Sweden is cognizant of these threats and is taking steps in response. All public agencies are required to undertake a security analysis to identify vital critical infrastructure within its remit and to identify and assess potential risks.
The purpose of critical infrastructure protection policy in Sweden is twofold. Firstly, to improve awareness, build resilience and prevent attacks, and to respond and recover from incidents and crises where they do occur. The second aim is to increase cooperation for prevention between all relevant stakeholders, including public and private actors, as well at regional and international level.
The importance of joint exercises and training involving different actors cannot be stressed enough. In Sweden, the Counter-Terrorism Cooperation Council brings together relevant actors to jointly increase national capacity. Sweden's approach involves a broad range of domestic actors including law enforcement, intelligence and security authorities, the Swedish Civil Contingencies Agency, sector specific agencies, regional and local authorities, and the private sector actors that own and operate critical infrastructure.
Increasing society's capacity to prevent, respond to and mitigate major IT-incidents, which could impact on the whole of society, is a priority for the Swedish government. In this regard, in 2016 we launched a national system for mandatory reporting of IT-incidents for all government agencies. In 2018, as part of the EU Directive on security in network information systems, such reporting will become mandatory, for both public and private actors, in large parts of our most vital infrastructure.
Sweden is working with its partners in the European Union to ensure a regional approach. Under article 222 of the Lisbon Treaty, the EU and its Member States are committed to acting in solidarity within any Member State that is the object of a terrorist attack. Within the framework of the European Programme for Critical Infrastructure Protection, the EU has put in place a range of initiatives to address the protection of critical infrastructure. The EU approach is not only focused on the threats from terrorist attacks, but also on those from criminal activities, natural disasters and accidents. Having a coordinated approach within the EU is essential considering the level of interdependence amongst member-states. Sweden supports several EU programmes aimed at protecting critical infrastructure within the region. This includes efforts build capacity in disaster and risk management in the Balkans and Turkey.
The Swedish Civil Contingencies Authority is also part of a number of organisations created to improve the capacities of member states in matters related to civil protection and preparedness, such as the Council of the Baltic Sea States (CBSS) and the Arctic Council. The Authority also represents Sweden in the Barents Euro-Arctic Council (BEAC), which is a forum for intergovernmental cooperation in the Barents Sea area in order to support and promote regional cooperation in the northernmost parts of Sweden, Norway, Finland and the north-western parts of Russia. Iceland and Denmark are also members.
There must be accountability for all acts of terrorism, including by holding perpetrators, organisers, and sponsors of terrorist attacks responsible. Measures to counter terrorism must be taken in accordance with international law, including human rights law and international humanitarian law.

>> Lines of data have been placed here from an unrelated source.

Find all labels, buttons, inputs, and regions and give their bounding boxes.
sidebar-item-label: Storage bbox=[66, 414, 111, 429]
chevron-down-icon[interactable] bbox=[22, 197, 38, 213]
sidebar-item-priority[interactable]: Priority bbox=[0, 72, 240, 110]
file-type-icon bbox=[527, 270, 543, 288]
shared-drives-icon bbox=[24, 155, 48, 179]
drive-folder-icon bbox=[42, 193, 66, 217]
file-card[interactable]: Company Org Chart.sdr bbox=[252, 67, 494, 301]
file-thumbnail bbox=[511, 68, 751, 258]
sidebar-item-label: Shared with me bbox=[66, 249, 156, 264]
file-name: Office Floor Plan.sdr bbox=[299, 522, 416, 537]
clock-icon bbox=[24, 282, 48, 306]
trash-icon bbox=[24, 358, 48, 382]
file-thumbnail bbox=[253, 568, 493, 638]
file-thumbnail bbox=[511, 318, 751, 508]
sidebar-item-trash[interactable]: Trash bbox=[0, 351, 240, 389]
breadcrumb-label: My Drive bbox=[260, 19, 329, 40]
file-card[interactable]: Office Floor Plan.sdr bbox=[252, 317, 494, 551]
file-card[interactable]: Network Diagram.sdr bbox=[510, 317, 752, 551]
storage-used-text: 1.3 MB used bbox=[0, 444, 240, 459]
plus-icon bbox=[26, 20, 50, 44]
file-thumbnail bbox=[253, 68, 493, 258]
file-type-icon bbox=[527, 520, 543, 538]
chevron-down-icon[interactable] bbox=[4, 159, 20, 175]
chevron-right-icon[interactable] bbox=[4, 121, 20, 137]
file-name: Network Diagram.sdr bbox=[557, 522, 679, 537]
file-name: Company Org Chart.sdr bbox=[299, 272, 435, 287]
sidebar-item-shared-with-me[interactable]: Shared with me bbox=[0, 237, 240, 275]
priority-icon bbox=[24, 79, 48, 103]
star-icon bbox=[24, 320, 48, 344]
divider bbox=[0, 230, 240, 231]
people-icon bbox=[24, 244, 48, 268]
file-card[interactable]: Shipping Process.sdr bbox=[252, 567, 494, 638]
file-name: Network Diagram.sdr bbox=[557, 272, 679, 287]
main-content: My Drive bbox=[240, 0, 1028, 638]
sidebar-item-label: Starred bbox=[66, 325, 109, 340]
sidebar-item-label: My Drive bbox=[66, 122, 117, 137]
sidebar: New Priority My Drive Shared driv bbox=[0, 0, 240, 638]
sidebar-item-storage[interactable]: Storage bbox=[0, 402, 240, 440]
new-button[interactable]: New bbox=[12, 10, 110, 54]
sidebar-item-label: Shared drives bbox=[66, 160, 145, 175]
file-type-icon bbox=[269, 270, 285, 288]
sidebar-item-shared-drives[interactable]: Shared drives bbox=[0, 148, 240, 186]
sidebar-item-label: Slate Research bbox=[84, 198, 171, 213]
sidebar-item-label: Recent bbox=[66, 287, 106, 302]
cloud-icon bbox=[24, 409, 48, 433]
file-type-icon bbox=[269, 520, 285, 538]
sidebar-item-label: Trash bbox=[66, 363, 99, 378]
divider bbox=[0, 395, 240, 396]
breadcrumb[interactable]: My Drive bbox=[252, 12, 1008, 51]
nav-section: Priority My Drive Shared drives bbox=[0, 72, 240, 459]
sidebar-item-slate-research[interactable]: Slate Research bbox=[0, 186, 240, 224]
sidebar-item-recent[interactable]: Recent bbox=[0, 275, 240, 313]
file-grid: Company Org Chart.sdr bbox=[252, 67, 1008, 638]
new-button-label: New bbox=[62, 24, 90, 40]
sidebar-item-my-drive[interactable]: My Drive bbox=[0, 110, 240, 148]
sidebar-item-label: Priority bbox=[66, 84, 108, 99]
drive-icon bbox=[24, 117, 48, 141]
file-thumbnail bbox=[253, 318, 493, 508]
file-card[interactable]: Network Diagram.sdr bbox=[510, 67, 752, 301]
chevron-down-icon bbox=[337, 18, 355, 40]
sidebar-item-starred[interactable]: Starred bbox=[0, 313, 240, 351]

We welcome the fact that the resolution adopted today encourages the Counter-terrorism Committee (CTC) to continue to examine these important issues. The country visits by the Counter-terrorism Executive Directorate has resulted in valuable knowledge and expertise, and the potential for states to draw on best practices.
We must be vigilant and prepared in order to prevent and mitigate terrorist attacks on critical infrastructure and we must be ready to respond when such attacks do take place. Only by working together can we do this.